El ejemplo de la capilla del Rosario de la iglesia dominicana de Santo Domingo (República Dominicana) es más comprensible. Parece tratarse de una obra del siglo XVII, con una portada dedicada a la Virgen. Lo interesante se halla en la bóveda donde hay un programa astrológico, como los que ya presentó el Renacimiento en la Biblioteca de la Universidad de Salamanca y en la capilla de Santa María de Rioseco, que demuestran claramente que no hubo en la mentalidad hispánica aversión hacia estas representaciones.

Estos hechos demuestran que España participó conjuntamente con el resto de Europa en la asimilación y transmisión de un legado de formas portadoras de un mensaje ideológico. La comprensión del programa de la Capilla del Rosario en Santo Domingo exige recordar la tesis tradicional de la Iglesia sobre los temperamentos humanos, al menos hasta el Barroco.

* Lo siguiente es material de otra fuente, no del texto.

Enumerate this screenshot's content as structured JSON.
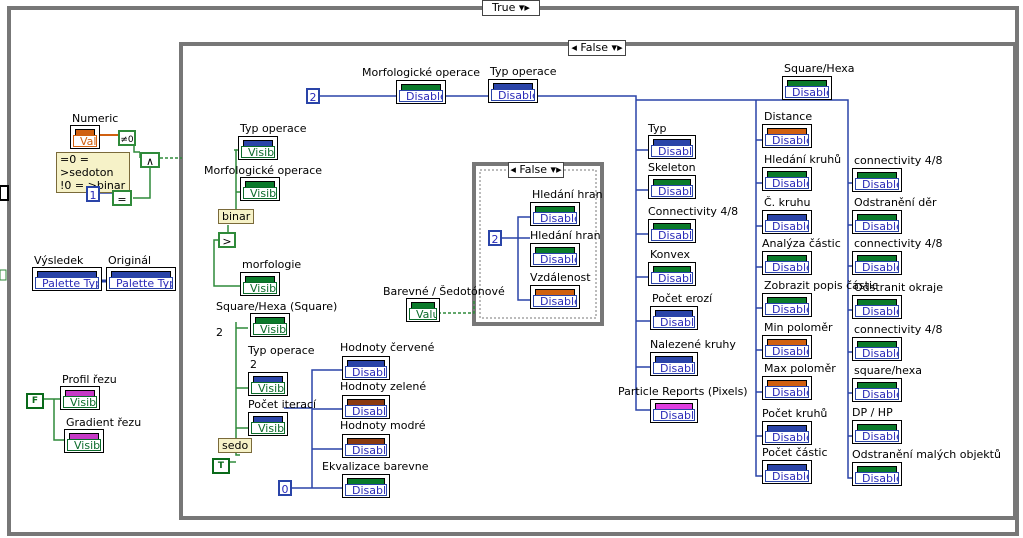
{
  "colors": {
    "wire_blue": "#2a44a8",
    "wire_green": "#2f8a3a",
    "frame_gray": "#777777",
    "bool_green": "#0a7a2a",
    "int_blue": "#2a2ab8",
    "string_pink": "#c63ac6",
    "enum_orange": "#d06010"
  },
  "outer_case": {
    "selector": "True"
  },
  "inner_case": {
    "selector": "False"
  },
  "nested_case": {
    "selector": "False"
  },
  "left": {
    "numeric_label": "Numeric",
    "numeric_value": "Value",
    "not_equal_zero": "≠0",
    "and_symbol": "∧",
    "equal_symbol": "=",
    "mode_text_line1": "=0 = >sedoton",
    "mode_text_line2": "!0 = >binar",
    "const_one": "1",
    "vysledek_label": "Výsledek",
    "vysledek_value": "Palette Type",
    "original_label": "Originál",
    "original_value": "Palette Type",
    "profil_label": "Profil řezu",
    "profil_value": "Visible",
    "gradient_label": "Gradient řezu",
    "gradient_value": "Visible",
    "false_const": "F"
  },
  "middle_left": {
    "typ_operace_label": "Typ operace",
    "typ_operace_value": "Visible",
    "morf_label": "Morfologické operace",
    "morf_value": "Visible",
    "binar_text": "binar",
    "greater_symbol": ">",
    "morfologie_label": "morfologie",
    "morfologie_value": "Visible",
    "square_hexa_label": "Square/Hexa (Square)",
    "square_hexa_num": "2",
    "square_hexa_value": "Visible",
    "typ_operace2_label": "Typ operace",
    "typ_operace2_num": "2",
    "typ_operace2_value": "Visible",
    "pocet_iteraci_label": "Počet iterací",
    "pocet_iteraci_value": "Visible",
    "sedo_text": "sedo",
    "true_const": "T"
  },
  "channels": {
    "cervene_label": "Hodnoty červené",
    "zelene_label": "Hodnoty zelené",
    "modre_label": "Hodnoty modré",
    "ekvalizace_label": "Ekvalizace barevne",
    "disabled": "Disabled",
    "const_zero": "0"
  },
  "top": {
    "const_two": "2",
    "morf_label": "Morfologické operace",
    "morf_value": "Disabled",
    "typ_label": "Typ operace",
    "typ_value": "Disabled",
    "square_label": "Square/Hexa",
    "square_value": "Disabled"
  },
  "nested": {
    "hrana1_label": "Hledání hran",
    "hrana2_label": "Hledání hran",
    "vzdalenost_label": "Vzdálenost",
    "disabled": "Disabled",
    "const_two": "2",
    "barevne_label": "Barevné / Šedotónové",
    "barevne_value": "Value"
  },
  "column_a": {
    "items": [
      {
        "label": "Typ",
        "value": "Disabled"
      },
      {
        "label": "Skeleton",
        "value": "Disabled"
      },
      {
        "label": "Connectivity 4/8",
        "value": "Disabled"
      },
      {
        "label": "Konvex",
        "value": "Disabled"
      },
      {
        "label": "Počet erozí",
        "value": "Disabled"
      },
      {
        "label": "Nalezené kruhy",
        "value": "Disabled"
      },
      {
        "label": "Particle Reports (Pixels)",
        "value": "Disabled"
      }
    ]
  },
  "column_b": {
    "items": [
      {
        "label": "Distance",
        "value": "Disabled"
      },
      {
        "label": "Hledání kruhů",
        "value": "Disabled"
      },
      {
        "label": "Č. kruhu",
        "value": "Disabled"
      },
      {
        "label": "Analýza částic",
        "value": "Disabled"
      },
      {
        "label": "Zobrazit popis částic",
        "value": "Disabled"
      },
      {
        "label": "Min poloměr",
        "value": "Disabled"
      },
      {
        "label": "Max poloměr",
        "value": "Disabled"
      },
      {
        "label": "Počet kruhů",
        "value": "Disabled"
      },
      {
        "label": "Počet částic",
        "value": "Disabled"
      }
    ]
  },
  "column_c": {
    "items": [
      {
        "label": "connectivity 4/8",
        "value": "Disabled"
      },
      {
        "label": "Odstranění děr",
        "value": "Disabled"
      },
      {
        "label": "connectivity 4/8",
        "value": "Disabled"
      },
      {
        "label": "Odstranit okraje",
        "value": "Disabled"
      },
      {
        "label": "connectivity 4/8",
        "value": "Disabled"
      },
      {
        "label": "square/hexa",
        "value": "Disabled"
      },
      {
        "label": "DP / HP",
        "value": "Disabled"
      },
      {
        "label": "Odstranění malých objektů",
        "value": "Disabled"
      }
    ]
  }
}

La ciencia escolástica desde el siglo XII habló de la naturaleza incorrupta del hombre en el Paraíso, del estado de pureza de Adán y Eva antes de que mordieran la manzana; estos, en su constitución biológica, respondían a un tipo ideal de hombre perfectamente equilibrado en sus humores, digno de ser inmortal. Al consentir en la tentación, la naturaleza humana se desequilibró y los fluidos misteriosos del cuerpo humano: flema, sangre, bilis amarilla y melancolía, dieron origen a los cuatro temperamentos (flemático, sanguíneo, colérico y melancólico) según que predominara cada uno de los humores. En conclusión, la naturaleza humana quedó desequilibrada por causa del pecado original.

Desde el siglo XV estas especulaciones teológico-psicológicas fueron incorporadas a la Historia del Arte, quedando reflejadas en el «Calendario de los Pastores» de Guyot Marchant, en el anónimo «Tesoro de los Pobres», enciclopedia valenciana, y en «El Corbacho» del Arcipreste de Talavera. Quien mejor plasmó el tema fue Durero en su grabado «La caída del hombre» (1504), luego imitado por grabadores y pintores.

El tema también fue llevado a la arquitectura. Solo con su ayuda puede explicarse el bellísimo Patio de la Infanta de la Casa Zaporta, en Zaragoza, construcción aragonesa de mediados del siglo XVI, cuyo mentor tuvo que ser un humanista, con saberes de alquimia y emblemática.

Dentro de esta tradición hay que situar la mencionada Capilla del Rosario, que presenta en su portada un relieve de esta advocación mariana y en la bóveda cinco representaciones planetarias con el Sol en el centro, dejando los planetas masculinos en los ángulos y en los lados los signos zodiacales.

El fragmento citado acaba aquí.